Мне стало нехорошо. Зоя холодно смотрела на меня суровым, строгим взглядом, потягивая свое сливовое шампанское, выглядевшее как кровь. Солнце вдруг словно перестало греть. Видно, правду говорили Лаф и другие наши родственники, предупреждая меня, что Зоя была типичной сторонницей нацистов. Но то были отвлеченные предупреждения, а сейчас я сама сидела перед ней, попивая названный в ее честь коктейль, и слышала, как эти мерзкие слова слетают с ее губ. И уж конечно, раньше я не знала, что эта эсэсовка приходится мне родной бабушкой! Неудивительно, что Джерси не желала рассказывать о ней! Мне ужасно захотелось сбежать. Но вместо этого я сжала зубы и собралась с духом. Я осторожно поставила свой бокал с этой багряной отравой и, расправив плечи, смело взглянула на Зою.
— Давайте уж определимся: по-вашему, нечто «первоосновное» и «архетипичное» побуждает человека к геноциду? — спросила я. — Вы считаете, что ваш приятель Везунчик был славным малым с некой своевременной теорией? Вы полагаете, что нам не хватает лишь какого-то высочайшего разрешения, чтобы народные массы опять с песнями последовали за фюрером? Что ж, тогда позвольте мне сказать вам, леди, что во мне нет ничего первоосновного, архетипичного, метафоричного или генетически заложенного, что заставило бы меня предпринять какие-то действия, если я предельно глубоко не осознаю, что и ради чего хочу сделать.

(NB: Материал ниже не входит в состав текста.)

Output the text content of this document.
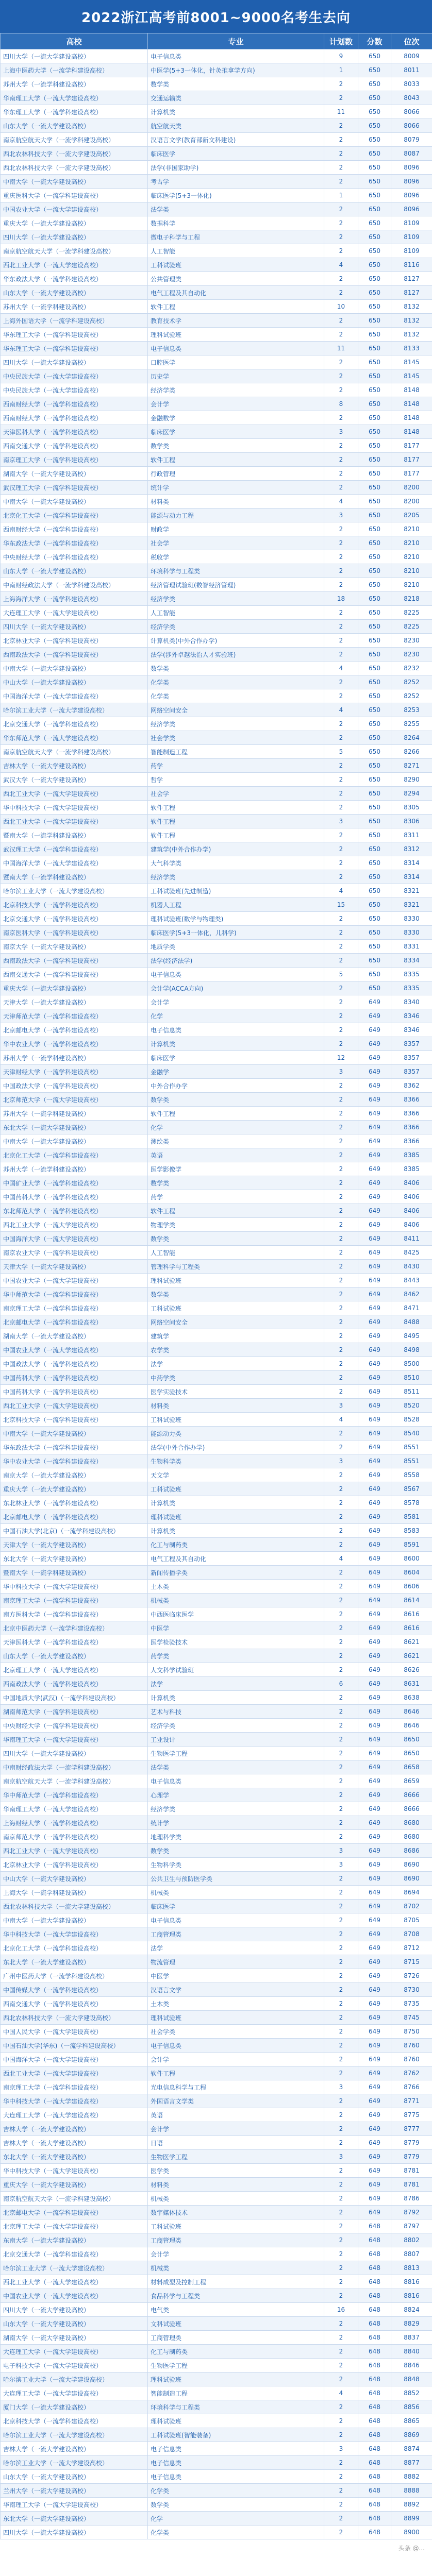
2022浙江高考前8001~9000名考生去向
高校	专业	计划数	分数	位次
四川大学（一流大学建设高校）	电子信息类	9	650	8009
上海中医药大学（一流学科建设高校）	中医学(5+3一体化，针灸推拿学方向)	1	650	8011
苏州大学（一流学科建设高校）	数学类	2	650	8033
华南理工大学（一流大学建设高校）	交通运输类	2	650	8043
华东理工大学（一流学科建设高校）	计算机类	11	650	8066
山东大学（一流大学建设高校）	航空航天类	2	650	8066
南京航空航天大学（一流学科建设高校）	汉语言文学(教育部新文科建设)	2	650	8079
西北农林科技大学（一流大学建设高校）	临床医学	2	650	8087
西北农林科技大学（一流大学建设高校）	法学(非国家助学)	2	650	8096
中南大学（一流大学建设高校）	考古学	2	650	8096
重庆医科大学（一流学科建设高校）	临床医学(5+3一体化)	1	650	8096
中国农业大学（一流大学建设高校）	法学类	2	650	8096
重庆大学（一流大学建设高校）	数据科学	2	650	8109
四川大学（一流大学建设高校）	微电子科学与工程	2	650	8109
南京航空航天大学（一流学科建设高校）	人工智能	2	650	8109
西北工业大学（一流大学建设高校）	工科试验班	4	650	8116
华东政法大学（一流学科建设高校）	公共管理类	2	650	8127
山东大学（一流大学建设高校）	电气工程及其自动化	2	650	8127
苏州大学（一流学科建设高校）	软件工程	10	650	8132
上海外国语大学（一流学科建设高校）	教育技术学	2	650	8132
华东理工大学（一流学科建设高校）	理科试验班	2	650	8132
华东理工大学（一流学科建设高校）	电子信息类	11	650	8133
四川大学（一流大学建设高校）	口腔医学	2	650	8145
中央民族大学（一流大学建设高校）	历史学	2	650	8145
中央民族大学（一流大学建设高校）	经济学类	2	650	8148
西南财经大学（一流学科建设高校）	会计学	8	650	8148
西南财经大学（一流学科建设高校）	金融数学	2	650	8148
天津医科大学（一流学科建设高校）	临床医学	3	650	8148
西南交通大学（一流学科建设高校）	数学类	2	650	8177
南京理工大学（一流学科建设高校）	软件工程	2	650	8177
湖南大学（一流大学建设高校）	行政管理	2	650	8177
武汉理工大学（一流学科建设高校）	统计学	2	650	8200
中南大学（一流大学建设高校）	材料类	4	650	8200
北京化工大学（一流学科建设高校）	能源与动力工程	3	650	8205
西南财经大学（一流学科建设高校）	财政学	2	650	8210
华东政法大学（一流学科建设高校）	社会学	2	650	8210
中央财经大学（一流学科建设高校）	税收学	2	650	8210
山东大学（一流大学建设高校）	环境科学与工程类	2	650	8210
中南财经政法大学（一流学科建设高校）	经济管理试验班(数智经济管理)	2	650	8210
上海海洋大学（一流学科建设高校）	经济学类	18	650	8218
大连理工大学（一流大学建设高校）	人工智能	2	650	8225
四川大学（一流大学建设高校）	经济学类	2	650	8225
北京林业大学（一流学科建设高校）	计算机类(中外合作办学)	2	650	8230
西南政法大学（一流学科建设高校）	法学(涉外卓越法治人才实验班)	2	650	8230
中南大学（一流大学建设高校）	数学类	4	650	8232
中山大学（一流大学建设高校）	化学类	2	650	8252
中国海洋大学（一流大学建设高校）	化学类	2	650	8252
哈尔滨工业大学（一流大学建设高校）	网络空间安全	4	650	8253
北京交通大学（一流学科建设高校）	经济学类	2	650	8255
华东师范大学（一流大学建设高校）	社会学类	2	650	8264
南京航空航天大学（一流学科建设高校）	智能制造工程	5	650	8266
吉林大学（一流大学建设高校）	药学	2	650	8271
武汉大学（一流大学建设高校）	哲学	2	650	8290
西北工业大学（一流大学建设高校）	社会学	2	650	8294
华中科技大学（一流大学建设高校）	软件工程	2	650	8305
西北工业大学（一流大学建设高校）	软件工程	3	650	8306
暨南大学（一流学科建设高校）	软件工程	2	650	8311
武汉理工大学（一流学科建设高校）	建筑学(中外合作办学)	2	650	8312
中国海洋大学（一流大学建设高校）	大气科学类	2	650	8314
暨南大学（一流学科建设高校）	经济学类	2	650	8314
哈尔滨工业大学（一流大学建设高校）	工科试验班(先进制造)	4	650	8321
北京科技大学（一流学科建设高校）	机器人工程	15	650	8321
北京交通大学（一流学科建设高校）	理科试验班(数学与物理类)	2	650	8330
南京医科大学（一流学科建设高校）	临床医学(5+3一体化，儿科学)	2	650	8330
南京大学（一流大学建设高校）	地质学类	2	650	8331
西南政法大学（一流学科建设高校）	法学(经济法学)	2	650	8334
西南交通大学（一流学科建设高校）	电子信息类	5	650	8335
重庆大学（一流大学建设高校）	会计学(ACCA方向)	2	650	8335
天津大学（一流大学建设高校）	会计学	2	649	8340
天津师范大学（一流学科建设高校）	化学	2	649	8346
北京邮电大学（一流学科建设高校）	电子信息类	2	649	8346
华中农业大学（一流学科建设高校）	计算机类	2	649	8357
苏州大学（一流学科建设高校）	临床医学	12	649	8357
天津财经大学（一流学科建设高校）	金融学	3	649	8357
中国政法大学（一流学科建设高校）	中外合作办学	2	649	8362
北京师范大学（一流大学建设高校）	数学类	2	649	8366
苏州大学（一流学科建设高校）	软件工程	2	649	8366
东北大学（一流大学建设高校）	化学	2	649	8366
中南大学（一流大学建设高校）	测绘类	2	649	8366
北京化工大学（一流学科建设高校）	英语	2	649	8385
苏州大学（一流学科建设高校）	医学影像学	2	649	8385
中国矿业大学（一流学科建设高校）	数学类	2	649	8406
中国药科大学（一流学科建设高校）	药学	2	649	8406
东北师范大学（一流学科建设高校）	软件工程	2	649	8406
西北工业大学（一流大学建设高校）	物理学类	2	649	8406
中国海洋大学（一流大学建设高校）	数学类	2	649	8411
南京农业大学（一流学科建设高校）	人工智能	2	649	8425
天津大学（一流大学建设高校）	管理科学与工程类	2	649	8430
中国农业大学（一流大学建设高校）	理科试验班	2	649	8443
华中师范大学（一流学科建设高校）	数学类	2	649	8462
南京理工大学（一流学科建设高校）	工科试验班	2	649	8471
北京邮电大学（一流学科建设高校）	网络空间安全	2	649	8488
湖南大学（一流大学建设高校）	建筑学	2	649	8495
中国农业大学（一流大学建设高校）	农学类	2	649	8498
中国政法大学（一流学科建设高校）	法学	2	649	8500
中国药科大学（一流学科建设高校）	中药学类	2	649	8510
中国药科大学（一流学科建设高校）	医学实验技术	2	649	8511
西北工业大学（一流大学建设高校）	材料类	3	649	8520
北京科技大学（一流学科建设高校）	工科试验班	4	649	8528
中南大学（一流大学建设高校）	能源动力类	2	649	8540
华东政法大学（一流学科建设高校）	法学(中外合作办学)	2	649	8551
华中农业大学（一流学科建设高校）	生物科学类	3	649	8551
南京大学（一流大学建设高校）	天文学	2	649	8558
重庆大学（一流大学建设高校）	工科试验班	2	649	8567
东北林业大学（一流学科建设高校）	计算机类	2	649	8578
北京邮电大学（一流学科建设高校）	理科试验班	2	649	8581
中国石油大学(北京)（一流学科建设高校）	计算机类	2	649	8583
天津大学（一流大学建设高校）	化工与制药类	2	649	8591
东北大学（一流大学建设高校）	电气工程及其自动化	4	649	8600
暨南大学（一流学科建设高校）	新闻传播学类	2	649	8604
华中科技大学（一流大学建设高校）	土木类	2	649	8606
南京理工大学（一流学科建设高校）	机械类	2	649	8614
南方医科大学（一流学科建设高校）	中西医临床医学	2	649	8616
北京中医药大学（一流学科建设高校）	中医学	2	649	8616
天津医科大学（一流学科建设高校）	医学检验技术	2	649	8621
山东大学（一流大学建设高校）	药学类	2	649	8621
北京理工大学（一流大学建设高校）	人文科学试验班	2	649	8626
西南政法大学（一流学科建设高校）	法学	6	649	8631
中国地质大学(武汉)（一流学科建设高校）	计算机类	2	649	8638
湖南师范大学（一流学科建设高校）	艺术与科技	2	649	8646
中央财经大学（一流学科建设高校）	经济学类	2	649	8646
华南理工大学（一流大学建设高校）	工业设计	2	649	8650
四川大学（一流大学建设高校）	生物医学工程	2	649	8650
中南财经政法大学（一流学科建设高校）	法学类	2	649	8658
南京航空航天大学（一流学科建设高校）	电子信息类	2	649	8659
华中师范大学（一流学科建设高校）	心理学	2	649	8666
华南理工大学（一流大学建设高校）	经济学类	2	649	8666
上海财经大学（一流学科建设高校）	统计学	2	649	8680
南京师范大学（一流学科建设高校）	地理科学类	2	649	8680
西北工业大学（一流大学建设高校）	数学类	3	649	8686
北京林业大学（一流学科建设高校）	生物科学类	3	649	8690
中山大学（一流大学建设高校）	公共卫生与预防医学类	2	649	8690
上海大学（一流学科建设高校）	机械类	2	649	8694
西北农林科技大学（一流大学建设高校）	临床医学	2	649	8702
中南大学（一流大学建设高校）	电子信息类	2	649	8705
华中科技大学（一流大学建设高校）	工商管理类	2	649	8708
北京化工大学（一流学科建设高校）	法学	2	649	8712
东北大学（一流大学建设高校）	物流管理	2	649	8715
广州中医药大学（一流学科建设高校）	中医学	2	649	8726
中国传媒大学（一流学科建设高校）	汉语言文学	2	649	8730
西南交通大学（一流学科建设高校）	土木类	2	649	8735
西北农林科技大学（一流大学建设高校）	理科试验班	2	649	8745
中国人民大学（一流大学建设高校）	社会学类	2	649	8750
中国石油大学(华东)（一流学科建设高校）	电子信息类	2	649	8760
中国海洋大学（一流大学建设高校）	会计学	2	649	8760
西北工业大学（一流大学建设高校）	软件工程	2	649	8762
南京理工大学（一流学科建设高校）	光电信息科学与工程	3	649	8766
华中科技大学（一流大学建设高校）	外国语言文学类	2	649	8771
大连理工大学（一流大学建设高校）	英语	2	649	8775
吉林大学（一流大学建设高校）	会计学	2	649	8777
吉林大学（一流大学建设高校）	日语	2	649	8779
东北大学（一流大学建设高校）	生物医学工程	3	649	8779
华中科技大学（一流大学建设高校）	医学类	2	649	8781
重庆大学（一流大学建设高校）	材料类	2	649	8781
南京航空航天大学（一流学科建设高校）	机械类	2	649	8786
北京邮电大学（一流学科建设高校）	数字媒体技术	2	649	8792
北京理工大学（一流大学建设高校）	工科试验班	2	648	8797
东南大学（一流大学建设高校）	工商管理类	2	648	8802
北京交通大学（一流学科建设高校）	会计学	2	648	8807
哈尔滨工业大学（一流大学建设高校）	机械类	2	648	8813
西北工业大学（一流大学建设高校）	材料成型及控制工程	2	648	8816
中国农业大学（一流大学建设高校）	食品科学与工程类	2	648	8816
四川大学（一流大学建设高校）	电气类	16	648	8824
山东大学（一流大学建设高校）	文科试验班	2	648	8829
湖南大学（一流大学建设高校）	工商管理类	2	648	8837
大连理工大学（一流大学建设高校）	化工与制药类	2	648	8840
电子科技大学（一流大学建设高校）	生物医学工程	2	648	8846
哈尔滨工业大学（一流大学建设高校）	理科试验班	2	648	8848
大连理工大学（一流大学建设高校）	智能制造工程	4	648	8852
厦门大学（一流大学建设高校）	环境科学与工程类	2	648	8856
北京科技大学（一流学科建设高校）	理科试验班	2	648	8865
哈尔滨工业大学（一流大学建设高校）	工科试验班(智能装备)	2	648	8869
吉林大学（一流大学建设高校）	电子信息类	3	648	8874
哈尔滨工业大学（一流大学建设高校）	电子信息类	2	648	8877
山东大学（一流大学建设高校）	电子信息类	2	648	8882
兰州大学（一流大学建设高校）	化学类	2	648	8888
华南理工大学（一流大学建设高校）	数学类	2	648	8892
东北大学（一流大学建设高校）	化学	2	648	8899
四川大学（一流大学建设高校）	化学类	2	648	8900
头条 @...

— Я уже достаточно прожила на этом свете, — спокойно сказала Зоя, — чтобы понять, какие силы высвобождаются при погружении на такие предельные глубины — в том числе, как ты поняла, и те, что пробуждаются манускриптами Пандоры. Поэтому позволь мне спросить тебя: разве не ты сама захотела побеседовать со мной? Значит, ты «полностью осознаешь», что за дату вы выбрали для нашей сегодняшней встречи — двадцатое апреля тысяча восемьсот восемьдесят девятого года? Сегодня ровно сто лет со дня рождения Адольфа Гитлера. Это что, случайное совпадение?

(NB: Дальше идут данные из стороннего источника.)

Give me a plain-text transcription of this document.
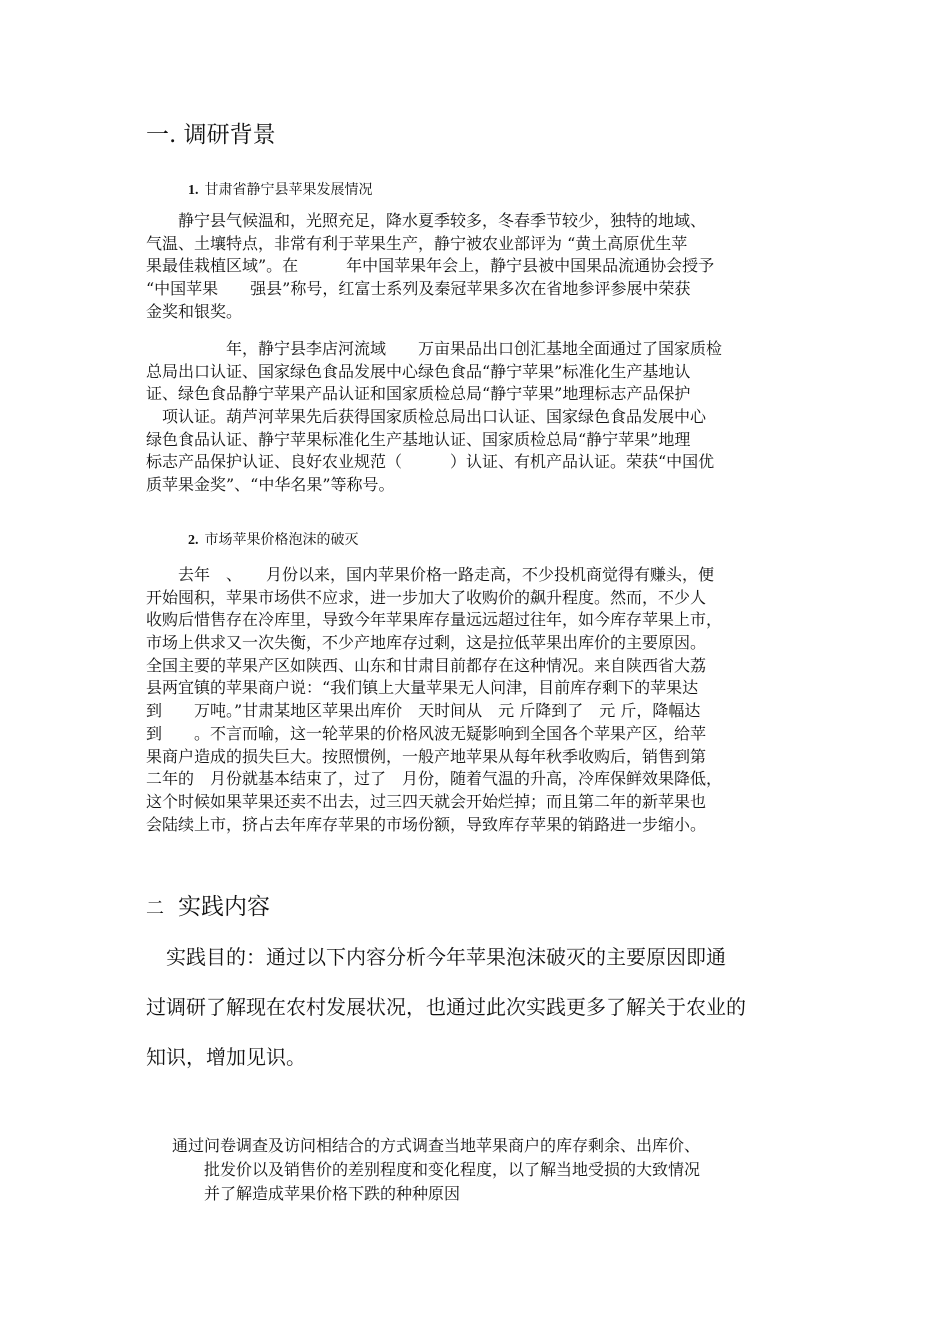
一. 调研背景
1. 甘肃省静宁县苹果发展情况
　　静宁县气候温和，光照充足，降水夏季较多，冬春季节较少，独特的地域、
气温、土壤特点，非常有利于苹果生产，静宁被农业部评为 “黄土高原优生苹
果最佳栽植区域”。在　　　年中国苹果年会上，静宁县被中国果品流通协会授予
“中国苹果　　强县”称号，红富士系列及秦冠苹果多次在省地参评参展中荣获
金奖和银奖。
　　　　　年，静宁县李店河流域　　万亩果品出口创汇基地全面通过了国家质检
总局出口认证、国家绿色食品发展中心绿色食品“静宁苹果”标准化生产基地认
证、绿色食品静宁苹果产品认证和国家质检总局“静宁苹果”地理标志产品保护
　项认证。葫芦河苹果先后获得国家质检总局出口认证、国家绿色食品发展中心
绿色食品认证、静宁苹果标准化生产基地认证、国家质检总局“静宁苹果”地理
标志产品保护认证、良好农业规范（　　　）认证、有机产品认证。荣获“中国优
质苹果金奖”、“中华名果”等称号。
2. 市场苹果价格泡沫的破灭
　　去年　、　　月份以来，国内苹果价格一路走高，不少投机商觉得有赚头，便
开始囤积，苹果市场供不应求，进一步加大了收购价的飙升程度。然而，不少人
收购后惜售存在冷库里，导致今年苹果库存量远远超过往年，如今库存苹果上市，
市场上供求又一次失衡，不少产地库存过剩，这是拉低苹果出库价的主要原因。
全国主要的苹果产区如陕西、山东和甘肃目前都存在这种情况。来自陕西省大荔
县两宜镇的苹果商户说：“我们镇上大量苹果无人问津，目前库存剩下的苹果达
到　　万吨。”甘肃某地区苹果出库价　天时间从　元 斤降到了　元 斤，降幅达
到　　。不言而喻，这一轮苹果的价格风波无疑影响到全国各个苹果产区，给苹
果商户造成的损失巨大。按照惯例，一般产地苹果从每年秋季收购后，销售到第
二年的　月份就基本结束了，过了　月份，随着气温的升高，冷库保鲜效果降低，
这个时候如果苹果还卖不出去，过三四天就会开始烂掉；而且第二年的新苹果也
会陆续上市，挤占去年库存苹果的市场份额，导致库存苹果的销路进一步缩小。
二 实践内容
　实践目的：通过以下内容分析今年苹果泡沫破灭的主要原因即通
过调研了解现在农村发展状况，也通过此次实践更多了解关于农业的
知识，增加见识。
通过问卷调查及访问相结合的方式调查当地苹果商户的库存剩余、出库价、
　　批发价以及销售价的差别程度和变化程度，以了解当地受损的大致情况
　　并了解造成苹果价格下跌的种种原因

С совершенно жутким чувством я заставила себя смотреть в чистые, просто ледяные глаза моей ужасной бабушки. Но к несчастью для меня, она еще не закончила.
— А теперь я скажу тебе то, чему ты должна поверить. Кто не способен трезво оценить Адольфа Гитлера, тот не сможет понять ни Пандору Бассаридес с ее манускриптами, ни истинных мотивов, движущих die Familie Behn.
[71]
— Я надеялась, что Вольфганг вам все объяснил, — холодно ответила я. — В Париж я приехала только по одной причине. Я считала, что вы — единственная из ныне живущих, кто может раскрыть мне тайну наследства Пандоры и многочисленные секреты, окружающие нашу семью в связи с этим наследством. Я не собиралась слушать нацистскую пропаганду, а приехала узнать правду.

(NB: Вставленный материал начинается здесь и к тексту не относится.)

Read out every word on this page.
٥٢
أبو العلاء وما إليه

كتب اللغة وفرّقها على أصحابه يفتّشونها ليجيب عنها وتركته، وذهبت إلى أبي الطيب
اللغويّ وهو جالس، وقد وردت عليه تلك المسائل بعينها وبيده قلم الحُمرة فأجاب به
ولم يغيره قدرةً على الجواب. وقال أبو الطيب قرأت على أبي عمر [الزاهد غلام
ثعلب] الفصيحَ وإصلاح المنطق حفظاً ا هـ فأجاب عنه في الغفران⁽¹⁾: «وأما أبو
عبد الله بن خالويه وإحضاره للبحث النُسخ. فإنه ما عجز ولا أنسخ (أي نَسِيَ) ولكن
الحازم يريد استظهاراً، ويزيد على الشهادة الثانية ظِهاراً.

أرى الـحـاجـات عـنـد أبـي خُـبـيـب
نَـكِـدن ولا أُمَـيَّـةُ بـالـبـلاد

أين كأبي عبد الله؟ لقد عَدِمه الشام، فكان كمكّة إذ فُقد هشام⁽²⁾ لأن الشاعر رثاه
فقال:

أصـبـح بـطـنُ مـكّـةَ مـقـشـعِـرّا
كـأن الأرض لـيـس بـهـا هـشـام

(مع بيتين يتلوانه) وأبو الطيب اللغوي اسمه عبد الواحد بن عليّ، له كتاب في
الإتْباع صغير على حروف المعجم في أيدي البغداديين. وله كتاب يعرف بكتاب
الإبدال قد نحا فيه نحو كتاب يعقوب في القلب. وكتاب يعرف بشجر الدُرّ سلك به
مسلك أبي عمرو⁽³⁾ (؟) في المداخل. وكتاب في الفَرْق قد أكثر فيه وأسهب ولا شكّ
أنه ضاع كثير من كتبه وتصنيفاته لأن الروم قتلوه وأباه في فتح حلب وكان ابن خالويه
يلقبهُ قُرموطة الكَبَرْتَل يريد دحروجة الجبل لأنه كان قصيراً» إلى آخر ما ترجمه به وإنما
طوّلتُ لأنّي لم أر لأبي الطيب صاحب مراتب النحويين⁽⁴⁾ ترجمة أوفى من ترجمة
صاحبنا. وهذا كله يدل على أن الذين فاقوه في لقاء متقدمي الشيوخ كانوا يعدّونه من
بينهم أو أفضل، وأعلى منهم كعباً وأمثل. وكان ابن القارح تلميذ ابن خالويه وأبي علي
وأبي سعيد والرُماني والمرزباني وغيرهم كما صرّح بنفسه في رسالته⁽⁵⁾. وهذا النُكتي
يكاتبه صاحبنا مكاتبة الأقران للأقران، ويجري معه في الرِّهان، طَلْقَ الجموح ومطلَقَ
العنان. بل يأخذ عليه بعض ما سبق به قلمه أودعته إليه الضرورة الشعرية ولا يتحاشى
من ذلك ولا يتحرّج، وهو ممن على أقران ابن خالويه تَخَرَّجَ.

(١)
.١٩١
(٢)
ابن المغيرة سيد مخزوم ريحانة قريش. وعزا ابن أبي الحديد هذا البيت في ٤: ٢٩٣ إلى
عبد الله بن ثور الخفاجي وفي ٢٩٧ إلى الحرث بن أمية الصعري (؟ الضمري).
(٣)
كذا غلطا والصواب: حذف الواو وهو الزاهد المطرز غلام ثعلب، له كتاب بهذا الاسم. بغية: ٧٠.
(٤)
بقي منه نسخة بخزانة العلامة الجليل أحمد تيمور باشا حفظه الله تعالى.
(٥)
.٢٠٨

— Понятно, моя девочка: тебе хочется разложить все на правду и ложь, добро и зло, черное и белое. Но в жизни все иначе, и так повелось испокон веков. Эти семена заложены в каждом из нас. Они подпитываются друг от друга и растут бок о бок. И если уж речь идет о нашей семье — твоей семье, — то правда состоит в том, что глупо отворачиваться от чего-то такого, что ты не можешь аккуратно разложить по соответствующим полочкам. Порой не так просто отделить пшеницу от плевел, даже когда урожай уже собран.